The Los Angeles County Board of Supervisors approved a motion authored by Chair Hilda L. Solis, Supervisor to the First District and co-authored by Supervisor Sheila Kuehl to develop recommendations for a tenant opportunity to purchase act (TOPA) for unincorporated areas of Los Angeles County.
“Between a higher cost of living and larger, private developers outpricing smaller bidders on properties in Los Angeles, there are challenges to maintaining affordable housing options in Los Angeles,” shared Chair Solis. “However, the implementation of policies like TOPA can provide a strategic approach that will empower community tenants and organizations to purchase local properties with the financial resources to compete in the housing market, while increasing the pool of affordable housing options, that could best serve vulnerable populations like low-income families and residents.”
This proposed strategy addresses housing disparities by expanding the pool of potential buyers should owners of certain types of property decide to sell. This expanded pool may include tenants, mission-driven affordable housing developers, community land trusts, and any other person or entity that is committed to providing permanent affordable housing, so they may compete with larger speculative forces in the housing market.

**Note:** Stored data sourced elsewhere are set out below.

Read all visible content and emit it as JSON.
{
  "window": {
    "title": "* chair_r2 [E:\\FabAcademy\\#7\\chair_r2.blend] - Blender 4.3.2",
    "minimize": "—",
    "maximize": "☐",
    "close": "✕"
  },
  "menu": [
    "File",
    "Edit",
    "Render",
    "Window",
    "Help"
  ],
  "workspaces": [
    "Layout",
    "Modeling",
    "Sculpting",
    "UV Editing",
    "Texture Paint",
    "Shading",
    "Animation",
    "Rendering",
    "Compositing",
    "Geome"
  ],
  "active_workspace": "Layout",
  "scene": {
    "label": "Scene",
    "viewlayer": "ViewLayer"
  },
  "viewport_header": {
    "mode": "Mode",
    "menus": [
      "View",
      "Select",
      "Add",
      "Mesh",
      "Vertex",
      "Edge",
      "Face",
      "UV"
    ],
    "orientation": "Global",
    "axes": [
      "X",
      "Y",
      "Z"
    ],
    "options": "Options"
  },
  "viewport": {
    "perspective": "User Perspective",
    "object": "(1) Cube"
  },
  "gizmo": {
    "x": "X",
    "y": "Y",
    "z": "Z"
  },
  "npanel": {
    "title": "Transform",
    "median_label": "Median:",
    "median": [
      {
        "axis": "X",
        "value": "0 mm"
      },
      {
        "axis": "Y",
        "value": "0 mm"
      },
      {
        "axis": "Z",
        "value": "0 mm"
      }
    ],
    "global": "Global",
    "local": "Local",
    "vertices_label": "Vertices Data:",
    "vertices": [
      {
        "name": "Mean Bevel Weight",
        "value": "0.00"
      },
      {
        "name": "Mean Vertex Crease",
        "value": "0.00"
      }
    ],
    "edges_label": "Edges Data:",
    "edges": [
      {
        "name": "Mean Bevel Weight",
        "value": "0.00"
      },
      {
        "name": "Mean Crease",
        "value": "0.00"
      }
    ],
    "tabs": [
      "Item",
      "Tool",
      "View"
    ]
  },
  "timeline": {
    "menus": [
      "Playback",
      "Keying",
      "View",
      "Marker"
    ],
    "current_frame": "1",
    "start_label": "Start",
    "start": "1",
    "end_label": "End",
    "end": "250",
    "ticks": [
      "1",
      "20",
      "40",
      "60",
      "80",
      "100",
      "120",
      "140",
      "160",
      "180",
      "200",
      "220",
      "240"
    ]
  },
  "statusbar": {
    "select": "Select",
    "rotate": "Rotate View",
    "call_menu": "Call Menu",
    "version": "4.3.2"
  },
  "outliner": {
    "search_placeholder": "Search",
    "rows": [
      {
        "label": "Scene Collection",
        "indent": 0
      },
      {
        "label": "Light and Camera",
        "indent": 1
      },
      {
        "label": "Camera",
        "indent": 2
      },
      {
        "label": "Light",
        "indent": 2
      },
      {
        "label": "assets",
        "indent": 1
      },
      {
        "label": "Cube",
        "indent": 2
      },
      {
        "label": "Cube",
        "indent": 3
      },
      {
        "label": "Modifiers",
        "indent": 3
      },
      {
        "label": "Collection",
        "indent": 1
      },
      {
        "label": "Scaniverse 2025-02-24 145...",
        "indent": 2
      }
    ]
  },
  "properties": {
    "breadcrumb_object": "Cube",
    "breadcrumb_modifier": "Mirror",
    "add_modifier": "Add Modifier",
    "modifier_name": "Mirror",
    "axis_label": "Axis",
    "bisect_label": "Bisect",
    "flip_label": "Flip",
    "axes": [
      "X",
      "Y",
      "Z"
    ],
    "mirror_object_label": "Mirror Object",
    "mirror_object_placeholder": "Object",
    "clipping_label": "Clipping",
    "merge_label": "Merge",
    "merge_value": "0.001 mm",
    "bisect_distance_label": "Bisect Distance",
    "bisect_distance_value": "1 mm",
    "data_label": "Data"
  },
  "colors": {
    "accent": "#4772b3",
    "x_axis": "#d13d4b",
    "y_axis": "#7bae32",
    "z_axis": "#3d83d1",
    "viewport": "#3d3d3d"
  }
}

“Tenant Opportunity to Purchase is an innovative strategy to preserve affordable housing and slow gentrification and displacement,” said Supervisor Sheila Kuehl. “This approach can reduce the number of working families priced out of our overheated market by making it easier for renters, affordable housing developers, and community land trusts to more easily purchase residential property.”
The passage of this motion directs the Department of Consumer and Business Affairs (DCBA), in collaboration with the Los Angeles County Development Authority (LACDA), Department of Regional Planning, and County Counsel, to work with local, community-based, mission-driven entities, housing providers, real estate professionals, and other relevant stakeholders to review best practices and lessons learned to develop recommendations for a TOPA policy for the County’s unincorporated areas, and report back in 90 days that would cover administrative policies, review of existing programs, staffing needs, operations and more.
The motion also provides DCBA with delegated authority to enter into agreements with consultants/contractors, as needed, in order to produce the 90-day report back. Additionally, it directs CEO in consultation with DCBA and LACDA, to identify overall proposed cost and potential funding sources for implementation of the proposed TOPA ordinance and program.